The weighted energy terms vary significantly when correlated to the different thermodynamic binding properties. Enthalpy is best predicted from hydrogen bonding (hbnd) and electrostatic (pair) interactions; entropy correlates best with a combination of hydrogen bonding (hbnd) and rotamer probability. Overall we expected that Rosetta-derived energy terms correlate best with binding free energies. Their knowledge-based character can be well aligned with the definition of free energy in statistical thermodynamics. Hence, every one of the Rosetta energy terms contains both entropic contributions and enthalpic contributions. However, the term can be dominated by one of the two if it is better represented by the simplified two-body equations used within Rosetta. Our results demonstrate that entropic contributions are least accurately reflected and prevent Rosetta from predicting to higher degrees of accuracy.

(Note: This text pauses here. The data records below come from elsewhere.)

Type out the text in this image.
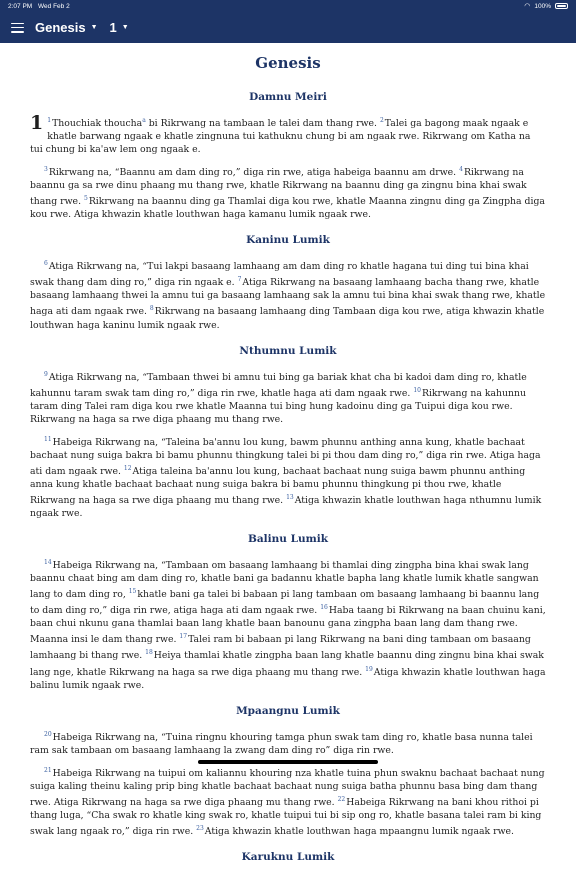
2:07 PM Wed Feb 2	◠ 100%
Genesis ▼ 1 ▼
Genesis
Damnu Meiri

1 $^1$Thouchiak thoucha$^a$ bi Rikrwang na tambaan le talei dam thang rwe. $^2$Talei ga bagong maak ngaak e khatle barwang ngaak e khatle zingnuna tui kathuknu chung bi am ngaak rwe. Rikrwang om Katha na tui chung bi ka'aw lem ong ngaak e.

$^3$Rikrwang na, “Baannu am dam ding ro,” diga rin rwe, atiga habeiga baannu am drwe. $^4$Rikrwang na baannu ga sa rwe dinu phaang mu thang rwe, khatle Rikrwang na baannu ding ga zingnu bina khai swak thang rwe. $^5$Rikrwang na baannu ding ga Thamlai diga kou rwe, khatle Maanna zingnu ding ga Zingpha diga kou rwe. Atiga khwazin khatle louthwan haga kamanu lumik ngaak rwe.

Kaninu Lumik

$^6$Atiga Rikrwang na, “Tui lakpi basaang lamhaang am dam ding ro khatle hagana tui ding tui bina khai swak thang dam ding ro,” diga rin ngaak e. $^7$Atiga Rikrwang na basaang lamhaang bacha thang rwe, khatle basaang lamhaang thwei la amnu tui ga basaang lamhaang sak la amnu tui bina khai swak thang rwe, khatle haga ati dam ngaak rwe. $^8$Rikrwang na basaang lamhaang ding Tambaan diga kou rwe, atiga khwazin khatle louthwan haga kaninu lumik ngaak rwe.

Nthumnu Lumik

$^9$Atiga Rikrwang na, “Tambaan thwei bi amnu tui bing ga bariak khat cha bi kadoi dam ding ro, khatle kahunnu taram swak tam ding ro,” diga rin rwe, khatle haga ati dam ngaak rwe. $^{10}$Rikrwang na kahunnu taram ding Talei ram diga kou rwe khatle Maanna tui bing hung kadoinu ding ga Tuipui diga kou rwe. Rikrwang na haga sa rwe diga phaang mu thang rwe.

$^{11}$Habeiga Rikrwang na, “Taleina ba'annu lou kung, bawm phunnu anthing anna kung, khatle bachaat bachaat nung suiga bakra bi bamu phunnu thingkung talei bi pi thou dam ding ro,” diga rin rwe. Atiga haga ati dam ngaak rwe. $^{12}$Atiga taleina ba'annu lou kung, bachaat bachaat nung suiga bawm phunnu anthing anna kung khatle bachaat bachaat nung suiga bakra bi bamu phunnu thingkung pi thou rwe, khatle Rikrwang na haga sa rwe diga phaang mu thang rwe. $^{13}$Atiga khwazin khatle louthwan haga nthumnu lumik ngaak rwe.

Balinu Lumik

$^{14}$Habeiga Rikrwang na, “Tambaan om basaang lamhaang bi thamlai ding zingpha bina khai swak lang baannu chaat bing am dam ding ro, khatle bani ga badannu khatle bapha lang khatle lumik khatle sangwan lang to dam ding ro, $^{15}$khatle bani ga talei bi babaan pi lang tambaan om basaang lamhaang bi baannu lang to dam ding ro,” diga rin rwe, atiga haga ati dam ngaak rwe. $^{16}$Haba taang bi Rikrwang na baan chuinu kani, baan chui nkunu gana thamlai baan lang khatle baan banounu gana zingpha baan lang dam thang rwe. Maanna insi le dam thang rwe. $^{17}$Talei ram bi babaan pi lang Rikrwang na bani ding tambaan om basaang lamhaang bi thang rwe. $^{18}$Heiya thamlai khatle zingpha baan lang khatle baannu ding zingnu bina khai swak lang nge, khatle Rikrwang na haga sa rwe diga phaang mu thang rwe. $^{19}$Atiga khwazin khatle louthwan haga balinu lumik ngaak rwe.

Mpaangnu Lumik

$^{20}$Habeiga Rikrwang na, “Tuina ringnu khouring tamga phun swak tam ding ro, khatle basa nunna talei ram sak tambaan om basaang lamhaang la zwang dam ding ro” diga rin rwe.

$^{21}$Habeiga Rikrwang na tuipui om kaliannu khouring nza khatle tuina phun swaknu bachaat bachaat nung suiga kaling theinu kaling prip bing khatle bachaat bachaat nung suiga batha phunnu basa bing dam thang rwe. Atiga Rikrwang na haga sa rwe diga phaang mu thang rwe. $^{22}$Habeiga Rikrwang na bani khou rithoi pi thang luga, “Cha swak ro khatle king swak ro, khatle tuipui tui bi sip ong ro, khatle basana talei ram bi king swak lang ngaak ro,” diga rin rwe. $^{23}$Atiga khwazin khatle louthwan haga mpaangnu lumik ngaak rwe.

Karuknu Lumik
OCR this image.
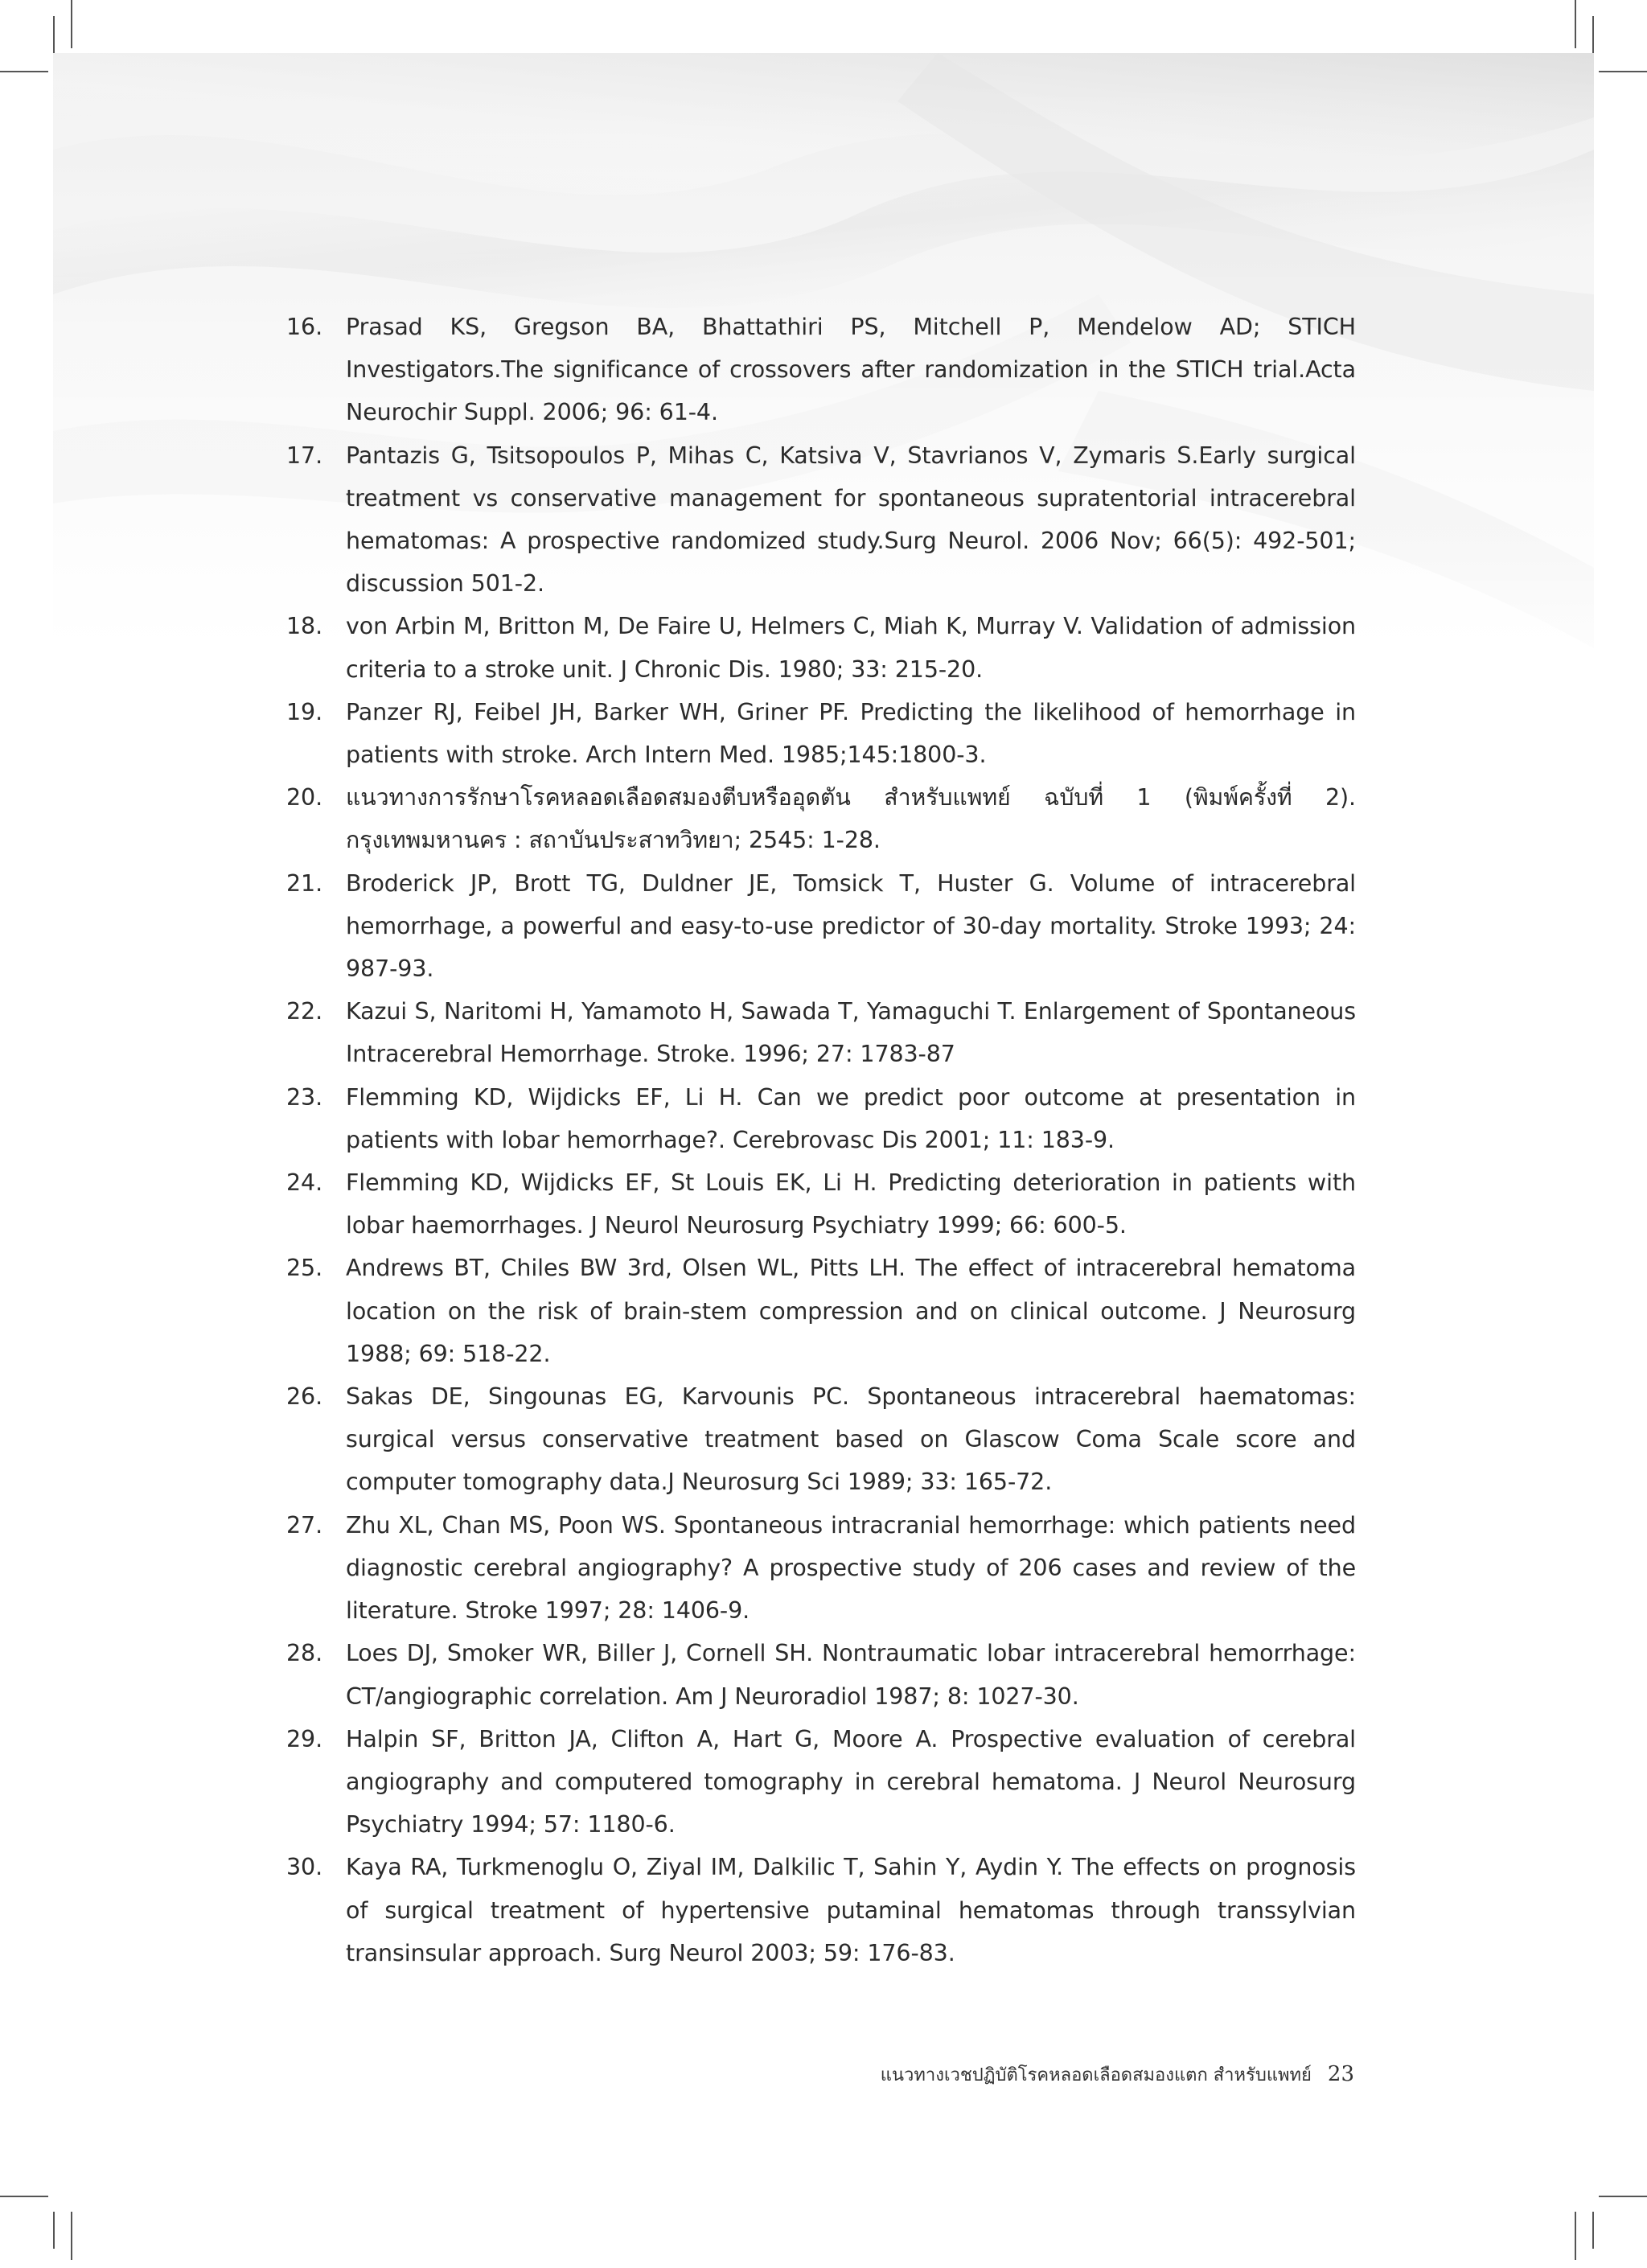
16. Prasad KS, Gregson BA, Bhattathiri PS, Mitchell P, Mendelow AD; STICH Investigators.The significance of crossovers after randomization in the STICH trial.Acta Neurochir Suppl. 2006; 96: 61-4.
17. Pantazis G, Tsitsopoulos P, Mihas C, Katsiva V, Stavrianos V, Zymaris S.Early surgical treatment vs conservative management for spontaneous supratentorial intracerebral hematomas: A prospective randomized study.Surg Neurol. 2006 Nov; 66(5): 492-501; discussion 501-2.
18. von Arbin M, Britton M, De Faire U, Helmers C, Miah K, Murray V. Validation of admission criteria to a stroke unit. J Chronic Dis. 1980; 33: 215-20.
19. Panzer RJ, Feibel JH, Barker WH, Griner PF. Predicting the likelihood of hemorrhage in patients with stroke. Arch Intern Med. 1985;145:1800-3.
20. แนวทางการรักษาโรคหลอดเลือดสมองตีบหรืออุดตัน สำหรับแพทย์ ฉบับที่ 1 (พิมพ์ครั้งที่ 2). กรุงเทพมหานคร : สถาบันประสาทวิทยา; 2545: 1-28.
21. Broderick JP, Brott TG, Duldner JE, Tomsick T, Huster G. Volume of intracerebral hemorrhage, a powerful and easy-to-use predictor of 30-day mortality. Stroke 1993; 24: 987-93.
22. Kazui S, Naritomi H, Yamamoto H, Sawada T, Yamaguchi T. Enlargement of Spontaneous Intracerebral Hemorrhage. Stroke. 1996; 27: 1783-87
23. Flemming KD, Wijdicks EF, Li H. Can we predict poor outcome at presentation in patients with lobar hemorrhage?. Cerebrovasc Dis 2001; 11: 183-9.
24. Flemming KD, Wijdicks EF, St Louis EK, Li H. Predicting deterioration in patients with lobar haemorrhages. J Neurol Neurosurg Psychiatry 1999; 66: 600-5.
25. Andrews BT, Chiles BW 3rd, Olsen WL, Pitts LH. The effect of intracerebral hematoma location on the risk of brain-stem compression and on clinical outcome. J Neurosurg 1988; 69: 518-22.
26. Sakas DE, Singounas EG, Karvounis PC. Spontaneous intracerebral haematomas: surgical versus conservative treatment based on Glascow Coma Scale score and computer tomography data.J Neurosurg Sci 1989; 33: 165-72.
27. Zhu XL, Chan MS, Poon WS. Spontaneous intracranial hemorrhage: which patients need diagnostic cerebral angiography? A prospective study of 206 cases and review of the literature. Stroke 1997; 28: 1406-9.
28. Loes DJ, Smoker WR, Biller J, Cornell SH. Nontraumatic lobar intracerebral hemorrhage: CT/angiographic correlation. Am J Neuroradiol 1987; 8: 1027-30.
29. Halpin SF, Britton JA, Clifton A, Hart G, Moore A. Prospective evaluation of cerebral angiography and computered tomography in cerebral hematoma. J Neurol Neurosurg Psychiatry 1994; 57: 1180-6.
30. Kaya RA, Turkmenoglu O, Ziyal IM, Dalkilic T, Sahin Y, Aydin Y. The effects on prognosis of surgical treatment of hypertensive putaminal hematomas through transsylvian transinsular approach. Surg Neurol 2003; 59: 176-83.
แนวทางเวชปฏิบัติโรคหลอดเลือดสมองแตก สำหรับแพทย์ 23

Computed binding energies correctly classify PDZ domains

The correlation of the binding energies within each class is apparent, but the computed binding energies across all PDZ complexes do not accurately rank the complexes. However when holding either the protein or the peptide constant, the binding energies display a better correlation with specificity as seen in Fig. 4c, d. This may reflect the need to sample a greater conformational space. In fact, Sood and Baker [17] found a better recovery of peptides sequence profiles upon introducing backbone flexibility into their design protocol.

Summary

This study presents a physical model for PDZ domain/peptide interactions. Parameterization of the Rosetta energy function was achieved by fitting a linear model to experimentally determined binding free energies for 28 PDZ domain/peptide complexes. The energy function is dominated by van der Waals attractive, solvation, and hydrogen bonding interactions. It reproduces well-known determinants of PDZ domain/peptide interactions such as an alternating pattern of backbone hydrogen bonding to the second strand of the PDZ domain (β2) and side chain interactions with the second helix (α2). While the Gibbs free energy correlates well with experimental values (R = 0.66), correlation of enthalpy (R = 0.60) and particularly entropy (R = 0.17) is reduced. This reduction is attributed to the knowledge-based nature of Rosetta energy functions, which aligns well with the definition of free energy in statistical mechanics. The resulting weight set was able to classify a given PDZ/peptide complex 28% better than a random predictor.